Work for a health insurer? You’d need to find a new job

Private health insurance firms will face “virtual elimination” under Medicare for All, according to an analysis by the Political Economy Research Institute that highlighted other “formidable challenges” including reduced income potential for physicians and increased demand for services.

That could mean thousands of job losses in Michigan. Blue Cross Blue Shield of Michigan has more than 8,100 employees. The Michigan Association of Health plans represents other insurers like Aetna, Health Alliance, Meridian and Priority Health that have more than 7,600 employees combined. 

“And we pay our fair share in taxes,” said Romback, whose association estimates that its members paid their Michigan employees a combined $753 million in 2017 and contributed $4.2 billion to the state economy. 

In this month’s debate, Sanders said he would spend “many billions of dollars” on a worker transition program providing up to five years of income and job training opportunities for private insurance employees who lose their jobs. Warren supports a similar effort. 

Supporters argue a government-run insurance program would stimulate the economy and create jobs in other areas, including the provider side of the health care industry, which would see increased demand from newly insured patients. 

“Jobs will be there, they’ll just look different,” El-Sayed said. “I think it’s best that the money we spend in health care goes to actually providing care rather than denying people the health care they already paid for.”

Laura Appel

Care could change

Michigan hospitals are wary of the proposed transition to a single-payer health care system because they do not know what rates the federal government would pay. 

Traditional Medicare generally pays “below the cost of delivering services,” said Laura Appel, senior vice president at the Michigan Health & Hospital Association.

Medical providers rely on a “delicate balance” of commercial payers, Medicaid payments, nonprofit contributions and other revenue sources to pay their bills, Appel said, predicting hospitals, clinics and other providers could close if the federal government implemented a single-payer system that forced them to subsist on only traditional Medicare rates. 

“We can’t have everybody pay 90 cents of every dollar of cost and keep our system afloat,” Appel said. “There would be a number of organizations who would find it difficult to stay open. I’m not talking about hospitals, particularly — there’s all kinds of providers that are beyond hospitals.” 

Sanders’ proposed legislation does not specify reimbursements rates, but experts project the federal government would need to significantly increase traditional Medicare payments to avoid driving medical providers out of business.

Assuming rates are made sustainable, Medicare for All could be a “complete revolution” for hospitals and clinics in northern Michigan that are struggling to keep their doors open because of dwindling populations, said Green, the University of Alberta professor who has researched rural care in both the U.S. and Canada. 

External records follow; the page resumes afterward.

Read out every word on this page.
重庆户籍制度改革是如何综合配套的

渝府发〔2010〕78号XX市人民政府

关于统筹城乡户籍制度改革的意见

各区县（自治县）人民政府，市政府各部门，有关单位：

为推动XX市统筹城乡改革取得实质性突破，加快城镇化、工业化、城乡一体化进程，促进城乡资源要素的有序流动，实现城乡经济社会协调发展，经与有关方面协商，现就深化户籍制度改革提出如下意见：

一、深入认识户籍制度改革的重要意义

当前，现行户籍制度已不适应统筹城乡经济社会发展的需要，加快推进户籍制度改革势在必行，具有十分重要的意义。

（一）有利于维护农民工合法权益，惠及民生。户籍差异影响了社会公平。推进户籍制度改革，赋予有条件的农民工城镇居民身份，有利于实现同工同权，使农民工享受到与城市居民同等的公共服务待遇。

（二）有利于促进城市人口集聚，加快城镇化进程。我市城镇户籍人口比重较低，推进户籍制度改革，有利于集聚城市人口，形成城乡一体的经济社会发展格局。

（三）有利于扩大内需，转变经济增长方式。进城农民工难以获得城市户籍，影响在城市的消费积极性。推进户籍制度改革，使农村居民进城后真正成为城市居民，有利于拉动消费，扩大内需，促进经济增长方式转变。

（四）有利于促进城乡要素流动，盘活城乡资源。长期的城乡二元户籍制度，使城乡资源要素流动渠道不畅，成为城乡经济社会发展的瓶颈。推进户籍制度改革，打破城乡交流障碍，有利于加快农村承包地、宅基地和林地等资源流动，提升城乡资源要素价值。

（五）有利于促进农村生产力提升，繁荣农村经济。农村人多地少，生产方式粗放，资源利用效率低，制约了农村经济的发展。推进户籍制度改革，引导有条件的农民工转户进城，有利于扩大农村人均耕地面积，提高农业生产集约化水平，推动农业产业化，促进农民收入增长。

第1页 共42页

“They’d be able to afford their doctors and staff. That makes it a great deal easier to keep your clinic open and buy supplies. By simply making every patient a paying patient, if you will, that would eliminate most of the problem.”

In rural Canada, it’s “a matter of policy” that health care be available to all residents, Green said. Hospitals are not paid by the number of cases they admit. Instead, they receive a “global budget” to ensure operation regardless of patient volume, he said. That means medical providers don’t have to worry whether they can afford to practice in remote areas. 

Doctors in remote parts of Canada still face challenges, including a lack of creature comforts and difficulty finding suitable jobs for spouses, Green said. “But you can at least concentrate on those issues and try to come up with solutions if you’re not down to the bare survival level of just trying to keep the doors open.”